只是沒有時間打理外形,下巴上長出了短髭。雖然有些不修邊幅,卻英武了很多。
姜妙本來嫌棄他的長相邪里邪氣沒有嚴赫的臉硬朗,這下也說不出什麼雞蛋裡挑骨頭的刻薄話了。只能約束自己,儘量不去看他。
但人哪這麼容易能管得住自己。
偶爾不自覺的瞟過去,看到賀炎眸如寒星,專注地盯著雷達屏幕。不管面對什麼狀況,從未見他慌亂過。很多在姜妙看來驚險的情況發生時,他甚至常常嘴角噙笑。
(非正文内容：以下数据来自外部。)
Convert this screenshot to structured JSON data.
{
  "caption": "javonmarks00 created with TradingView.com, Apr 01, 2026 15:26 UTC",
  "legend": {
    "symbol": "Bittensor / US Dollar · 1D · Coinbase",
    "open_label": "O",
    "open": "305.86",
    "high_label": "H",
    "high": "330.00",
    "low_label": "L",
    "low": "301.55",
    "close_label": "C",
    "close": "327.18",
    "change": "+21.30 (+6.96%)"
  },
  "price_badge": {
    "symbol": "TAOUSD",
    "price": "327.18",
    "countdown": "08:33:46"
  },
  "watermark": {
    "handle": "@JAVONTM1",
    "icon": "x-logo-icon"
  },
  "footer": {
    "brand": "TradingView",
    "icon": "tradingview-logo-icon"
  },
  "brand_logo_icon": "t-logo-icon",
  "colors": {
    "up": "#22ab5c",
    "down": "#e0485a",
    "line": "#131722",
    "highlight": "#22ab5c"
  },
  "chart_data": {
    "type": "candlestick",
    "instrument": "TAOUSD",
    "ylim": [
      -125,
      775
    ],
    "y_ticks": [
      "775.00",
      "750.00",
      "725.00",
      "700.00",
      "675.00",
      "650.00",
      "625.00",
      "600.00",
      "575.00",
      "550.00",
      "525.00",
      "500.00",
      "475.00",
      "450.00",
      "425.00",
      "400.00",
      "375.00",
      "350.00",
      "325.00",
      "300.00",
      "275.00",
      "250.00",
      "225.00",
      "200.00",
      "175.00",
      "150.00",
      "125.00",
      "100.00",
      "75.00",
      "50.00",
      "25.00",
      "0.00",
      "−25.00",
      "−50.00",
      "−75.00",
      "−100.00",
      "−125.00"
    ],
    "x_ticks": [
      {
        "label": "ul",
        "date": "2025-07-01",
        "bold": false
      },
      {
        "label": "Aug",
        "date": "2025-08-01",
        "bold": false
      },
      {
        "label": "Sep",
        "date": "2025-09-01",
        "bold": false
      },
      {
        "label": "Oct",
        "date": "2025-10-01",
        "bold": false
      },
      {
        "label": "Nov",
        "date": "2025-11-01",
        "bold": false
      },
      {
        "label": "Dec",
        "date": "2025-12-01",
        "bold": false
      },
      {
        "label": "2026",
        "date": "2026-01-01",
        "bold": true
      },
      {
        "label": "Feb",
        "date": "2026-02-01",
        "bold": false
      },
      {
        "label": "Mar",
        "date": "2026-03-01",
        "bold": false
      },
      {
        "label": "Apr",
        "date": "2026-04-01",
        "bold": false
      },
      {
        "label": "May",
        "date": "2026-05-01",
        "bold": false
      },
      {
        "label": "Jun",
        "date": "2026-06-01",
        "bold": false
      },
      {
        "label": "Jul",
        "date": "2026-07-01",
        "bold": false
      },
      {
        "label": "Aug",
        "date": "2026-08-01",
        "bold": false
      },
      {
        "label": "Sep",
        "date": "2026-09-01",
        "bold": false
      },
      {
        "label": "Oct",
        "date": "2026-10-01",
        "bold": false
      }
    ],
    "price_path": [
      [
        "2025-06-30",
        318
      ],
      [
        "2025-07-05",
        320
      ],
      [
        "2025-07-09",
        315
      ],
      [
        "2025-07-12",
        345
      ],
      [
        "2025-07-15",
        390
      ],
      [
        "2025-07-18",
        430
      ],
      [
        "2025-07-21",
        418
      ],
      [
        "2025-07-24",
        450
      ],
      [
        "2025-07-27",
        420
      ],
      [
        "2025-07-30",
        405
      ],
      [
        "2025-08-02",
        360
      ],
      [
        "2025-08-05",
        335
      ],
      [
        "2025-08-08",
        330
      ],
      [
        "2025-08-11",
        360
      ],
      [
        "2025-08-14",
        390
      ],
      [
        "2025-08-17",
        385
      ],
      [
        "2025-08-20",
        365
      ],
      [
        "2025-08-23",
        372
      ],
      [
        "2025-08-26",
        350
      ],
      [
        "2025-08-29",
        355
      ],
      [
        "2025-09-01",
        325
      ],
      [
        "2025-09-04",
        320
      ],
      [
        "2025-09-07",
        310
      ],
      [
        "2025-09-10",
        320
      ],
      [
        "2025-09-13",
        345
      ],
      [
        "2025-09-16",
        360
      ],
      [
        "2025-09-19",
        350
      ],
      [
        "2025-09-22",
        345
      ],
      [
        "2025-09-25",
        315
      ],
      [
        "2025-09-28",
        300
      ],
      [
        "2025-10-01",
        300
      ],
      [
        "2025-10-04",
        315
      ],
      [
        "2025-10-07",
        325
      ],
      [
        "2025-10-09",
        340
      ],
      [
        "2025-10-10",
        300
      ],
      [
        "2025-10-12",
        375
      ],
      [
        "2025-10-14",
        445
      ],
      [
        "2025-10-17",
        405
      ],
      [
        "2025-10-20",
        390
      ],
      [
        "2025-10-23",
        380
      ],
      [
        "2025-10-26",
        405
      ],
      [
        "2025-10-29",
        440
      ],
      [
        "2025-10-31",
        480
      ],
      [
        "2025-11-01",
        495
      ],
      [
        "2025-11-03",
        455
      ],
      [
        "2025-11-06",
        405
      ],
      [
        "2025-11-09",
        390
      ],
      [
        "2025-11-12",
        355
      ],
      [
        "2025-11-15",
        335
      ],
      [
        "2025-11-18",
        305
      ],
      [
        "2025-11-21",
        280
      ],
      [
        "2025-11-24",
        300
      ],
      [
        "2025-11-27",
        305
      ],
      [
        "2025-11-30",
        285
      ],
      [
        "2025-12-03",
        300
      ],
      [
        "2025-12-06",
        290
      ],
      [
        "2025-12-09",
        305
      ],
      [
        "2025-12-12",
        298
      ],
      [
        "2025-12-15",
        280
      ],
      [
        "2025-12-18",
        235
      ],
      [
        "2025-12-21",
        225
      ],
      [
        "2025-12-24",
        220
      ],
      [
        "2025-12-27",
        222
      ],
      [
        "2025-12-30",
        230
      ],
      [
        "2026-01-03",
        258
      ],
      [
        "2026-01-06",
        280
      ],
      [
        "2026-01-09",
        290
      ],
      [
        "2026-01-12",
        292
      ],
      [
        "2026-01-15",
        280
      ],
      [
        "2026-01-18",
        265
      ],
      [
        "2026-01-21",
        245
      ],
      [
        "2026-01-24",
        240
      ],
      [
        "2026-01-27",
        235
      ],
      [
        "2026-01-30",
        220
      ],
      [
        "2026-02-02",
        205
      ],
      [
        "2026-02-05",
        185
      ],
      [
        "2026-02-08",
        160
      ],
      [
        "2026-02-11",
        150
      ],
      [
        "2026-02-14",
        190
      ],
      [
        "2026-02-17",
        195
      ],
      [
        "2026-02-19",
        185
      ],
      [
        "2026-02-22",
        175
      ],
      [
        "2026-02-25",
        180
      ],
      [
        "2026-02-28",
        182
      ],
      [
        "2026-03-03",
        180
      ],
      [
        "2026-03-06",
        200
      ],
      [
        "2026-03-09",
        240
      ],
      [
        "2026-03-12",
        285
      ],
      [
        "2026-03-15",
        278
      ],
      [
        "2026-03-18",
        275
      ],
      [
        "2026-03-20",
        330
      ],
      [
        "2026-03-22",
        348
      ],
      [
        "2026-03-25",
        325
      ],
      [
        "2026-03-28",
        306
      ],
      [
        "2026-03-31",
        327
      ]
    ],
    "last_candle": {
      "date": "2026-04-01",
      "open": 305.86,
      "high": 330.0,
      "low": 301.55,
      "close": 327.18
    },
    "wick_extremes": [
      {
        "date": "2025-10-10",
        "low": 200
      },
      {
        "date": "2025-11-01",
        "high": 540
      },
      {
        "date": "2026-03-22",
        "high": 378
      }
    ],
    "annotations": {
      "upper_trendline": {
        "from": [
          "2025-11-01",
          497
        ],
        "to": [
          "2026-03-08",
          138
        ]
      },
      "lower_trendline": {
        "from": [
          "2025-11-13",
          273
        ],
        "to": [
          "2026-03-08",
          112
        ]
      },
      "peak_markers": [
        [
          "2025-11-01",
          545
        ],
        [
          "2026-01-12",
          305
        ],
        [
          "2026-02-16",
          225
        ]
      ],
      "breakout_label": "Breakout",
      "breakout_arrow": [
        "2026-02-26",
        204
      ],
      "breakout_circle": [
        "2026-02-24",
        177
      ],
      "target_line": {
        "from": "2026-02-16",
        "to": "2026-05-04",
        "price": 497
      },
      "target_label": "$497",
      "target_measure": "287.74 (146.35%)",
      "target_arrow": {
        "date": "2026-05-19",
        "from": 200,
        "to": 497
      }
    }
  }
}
不管男人女人,但凡一個人全身心地投入到工作中時,那種專注都很迷人。
不管男人女人,對自身的強大的自信,都更迷人。
一路走到現在,姜妙從來都沒有主動打聽過賀炎自身的信息,這時候卻鬼使神差地問:“我記得你是少校軍銜?你難道是戰機駕駛員?”
“不,我是維和部隊希望號巡航艦指揮官。”賀炎說,“跟你說過的,我的本職工作是剿匪、緝盜。”
特洛伊計劃只是因為他實在太符合要求,特別調用而已。
“但指揮官很多都是從駕駛員做起。”賀炎說,“我們這些指揮學院出來的,都要在駕駛席上走一遭的。不要求成為多麼出色的駕駛員,但一定要對艦船的性能了如指掌,特別是它的極限。”
“這樣,坐在指揮席上的時候,面對各種不同的情況,才知道該給出什麼命令。”
星際時代人的壽命長,外表常常會欺騙人。賀炎外貌看起來是個俊美的青年,當然他的年齡以星際時代的壽命來說也的確就是個青年。
但畢竟也三十多歲了,童年又有過那樣的遭遇,他實際上骨子裡要比外貌表現出來的成熟得多。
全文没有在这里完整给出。